By Sam Larson
I have a sizable collection of fly fishing books. Sometimes I’ll review one. I’ll keep it under 500 words. Any longer and you should just go read the book. Expect slander, personal opinion, and unbridled honesty. I like both books and fly fishing too much to be nice.
This book appeals to me on a couple different levels. First, it has the same encyclopedic picture book thing that drew me in to The Complete Illustrated Directory of Salmon and Steelhead Flies. It’s fun to just browse through and the format of the book works equally well for actual reading or just aimlessly flipping and looking for a new pattern to fool around with. Second, I am a history nerd and the history of fly fishing, the people, the flies, the rivers, and so on, is a huge part of the appeal for me. Mix the two things together into a historically interesting flippable book with tons of fly patterns in it (well, fifty patterns) and you’ve got a winner.
In addition to the specific flies that are covered in the back half of the book there’s also a decently large chunk of writing that’s just general history of the sport. It’s always interesting to go back to the roots of flyfishing and see where we’ve taken it. I have a double armful of historical works concerning fly fishing and this one is certainly the most approachable. Non-academic, factoid-based, and easy to read and then put down, this book would be rewarding to anyone interested in fly fishing or fly tackle and wouldn’t intimidate the novice angler. I would buy this book for someone who was just getting into tying flies and taking their first steps into the big, wide world of fly patterns and the heightened opinions and emotions that surround them.
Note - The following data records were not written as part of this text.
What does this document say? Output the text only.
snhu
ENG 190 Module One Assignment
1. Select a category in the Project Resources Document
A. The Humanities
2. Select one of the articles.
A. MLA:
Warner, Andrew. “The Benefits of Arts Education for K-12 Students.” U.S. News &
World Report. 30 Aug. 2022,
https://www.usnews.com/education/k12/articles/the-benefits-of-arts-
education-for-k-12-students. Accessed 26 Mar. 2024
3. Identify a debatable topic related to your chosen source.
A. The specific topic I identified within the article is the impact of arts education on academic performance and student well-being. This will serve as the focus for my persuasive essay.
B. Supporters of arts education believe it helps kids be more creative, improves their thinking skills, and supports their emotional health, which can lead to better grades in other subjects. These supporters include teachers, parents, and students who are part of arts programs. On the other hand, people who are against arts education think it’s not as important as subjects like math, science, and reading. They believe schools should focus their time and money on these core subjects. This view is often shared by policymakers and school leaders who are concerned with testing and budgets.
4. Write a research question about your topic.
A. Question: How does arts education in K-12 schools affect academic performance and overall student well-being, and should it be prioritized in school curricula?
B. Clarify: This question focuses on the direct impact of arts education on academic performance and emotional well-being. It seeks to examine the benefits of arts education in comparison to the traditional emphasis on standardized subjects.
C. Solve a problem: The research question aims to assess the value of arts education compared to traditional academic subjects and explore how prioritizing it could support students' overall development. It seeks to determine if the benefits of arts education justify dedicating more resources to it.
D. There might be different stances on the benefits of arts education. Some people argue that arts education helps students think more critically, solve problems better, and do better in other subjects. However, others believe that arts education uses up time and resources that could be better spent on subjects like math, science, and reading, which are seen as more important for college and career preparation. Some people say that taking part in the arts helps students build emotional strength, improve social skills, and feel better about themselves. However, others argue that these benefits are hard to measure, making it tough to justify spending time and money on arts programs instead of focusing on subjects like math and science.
My only complaint, and it’s very minor one, is that the author chose to use paintings of historical flies instead of photos. The choice of paintings works well within the overall book design, it matches the aesthetic and the paintings perhaps fit the book slightly better than a glossy photo, but I still think pictures would have been clearer and more illustrative of the various parts of the flies. My two cents. Like I said, it’s a small complaint.
This book gets a solid two thumbs up from Blue Lines. It’s a great addition to the bookshelf and one that I return to frequently.